Business plan out of UA is Cup star

Cancer therapy tops as teams vie

A plan to fight cancer by injecting vaccines directly into cancer cells won the graduate division Tuesday of the Donald W. Reynolds Governor's Cup college business-plan competition.

A group of graduate students at the University of Arkansas at Fayetteville developed the business, VivImmune, in conjunction with a laboratory at the school.

Immunotherapies are a new class of cancer therapies that work by teaching a patient's body to fight cancer, according to a description of VivImmune.

"We developed [a cancer immune therapy] that is designed to be injected directly into the tumor," said Sean Smith, a co-inventor of the therapy and a candidate for a doctorate in biomedical engineering. "It acts like a homing beacon, drawing in immune cells. They can remember what the [cancer cells] look like to prevent recurrence."

The therapy has been tested in mice, Smith said. Studies have shown that the therapy can destroy bladder tumors at a rate of more than 90 percent while also preventing recurrence.

The lack of recurrence is as important as destroying the initial tumor, said Corey Coston, a member of the VivImmune team.

VivImmune received $25,000 for winning the competition's graduate division plus $5,000 for winning the Delta Plastics Innovation Award and $2,000 for winning the graduate 90-second elevator-pitch award.

In the graduate competition, Actio Systems from the University of Arkansas won $15,000 for finishing second, and deciLvl of the University of Arkansas won $10,000 for finishing third.

Drone Surveying Solutions of the University of Arkansas at Little Rock won the undergraduate division and also the undergraduate elevator pitch for a total of $27,000.

Drone Surveying uses drones for preventive maintenance for farmers, said Mario Montenegro, the business' chief financial officer.

"We're able to survey their crops on a weekly basis, find hot spots that are bad and let the farmer know so they can tend to these spots before it gets out of hand," Montenegro said.

The company uses a patented spraying device, which is safer, more efficient and better for the environment than alternatives, according to a description of the business. The company also provides topographic mapping with the drones and data storage and retention.

The students got the idea for the business plan from UALR.

"They had one idea we came across that had a spraying device," Montenegro said. "It jump-started from there, and we bounced all these ideas around and eventually came to a drone service."

Montenegro and other Drone Surveying team members figure they would need about $200,000 to get the business idea into operation.

"That's all relative to what we can do first on a smaller scale," Montenegro said. "That amount could obviously come down."

In the undergraduate division, Natural State Bedding Co. from John Brown University finished second and won $15,000. Short-Bow from the University of Central Arkansas finished third and won $10,000.

Other finalists in the undergraduate competition represented at the awards ceremony included AGcorp of Ouachita Baptist University and FindMyWine and Sobek, both of John Brown.

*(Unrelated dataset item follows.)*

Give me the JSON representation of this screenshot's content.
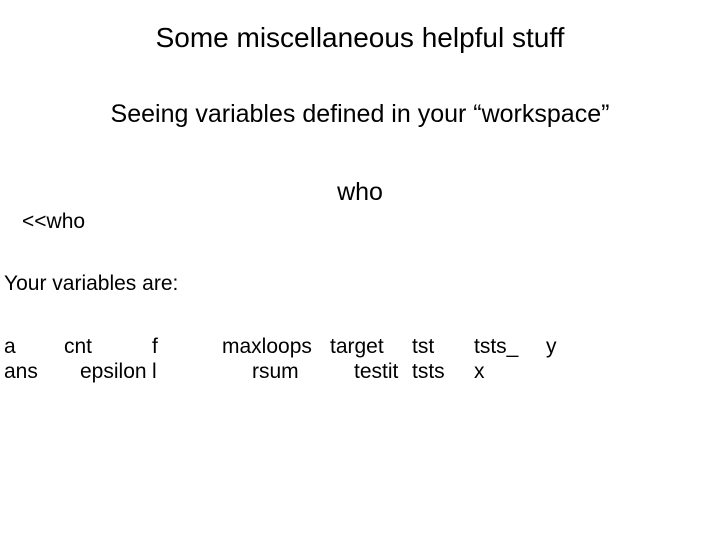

Other finalists in the graduate competition were NuPhase Solutions of the University of Arkansas, Demetrix of Hendrix College and NuShores Bone Regeneration of UALR.

AGCorp won first place and $5,000 for the Arkansas Farm Bureau Agriculture Award, and Natural State Bedding from John Brown finished second and won $3,000.

Natural State Bedding won the undergraduate division of the Delta Plastics Innovation Award and $5,000.

Altogether, $152,000 was awarded Tuesday to the best graduate and undergraduate business plans and their faculty advisers.

The top three teams in the graduate and undergraduate divisions will compete next month in Las Vegas against winning college business plans from Oklahoma and Nevada.